Krzyże upamiętniające bitwy z husytami pod Kluczborkiem. Piotr Lizoń
Mało kto dziś pamięta o husytach i ważnej bitwie, która w XV wieku rozegrała się gdzieś w pobliżu dzisiejszych Chocianowic. Przypominają o niej dwa samotne krzyże.

- Była to bitwa o wielkie sprawy oraz idee – mówi Piotr Lizoń, który zajmuje się historią gminy Lasowice Wielkie. – Została stoczona w maju 1433 r. Oznaczała koniec panowania husytów na ziemi kluczborskiej i w jej okolicach. W wyniku przegranej, husyci utracili dwa ważne przyczółki przy granicy, umożliwiające im handel z Polską.
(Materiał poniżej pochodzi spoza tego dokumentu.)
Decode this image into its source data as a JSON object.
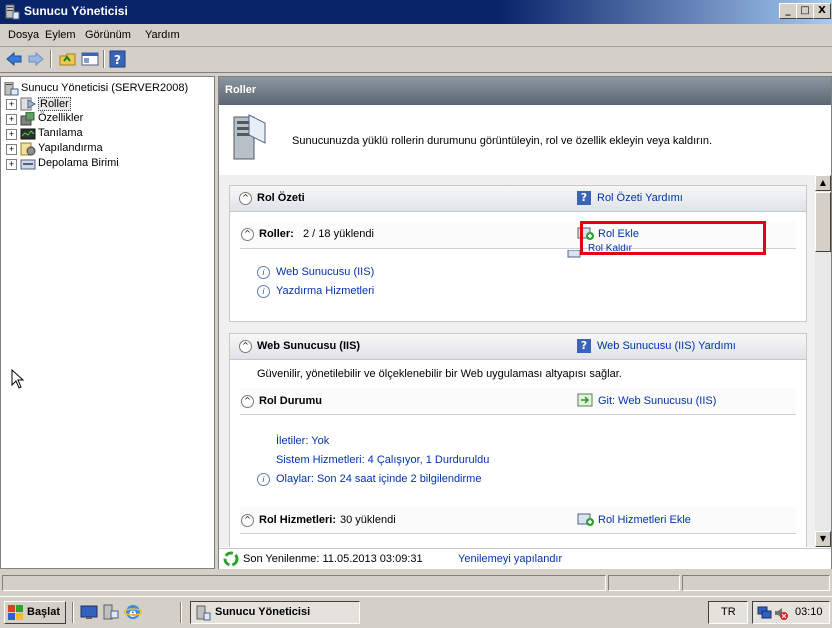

Husyci byli zwolennikami ruchu religijnego i politycznego, którego ideowe ramy nakreślił Jan Hus. Dwa lata śmierci Husa, jego zwolennicy ogłosili „Cztery artykuły praskie”, w których zawarli swoje postulaty: prawo do swobodnego głoszenia Słowa Bożego (chodziło m.in. o używanie języków narodowych w liturgii); przywrócenie komunii pod dwiema postaciami dla osób świeckich; odebranie duchowieństwu władzy świeckiej i sekularyzacji dóbr kościelnych; karanie za grzechy śmiertelne przez władzę świecką.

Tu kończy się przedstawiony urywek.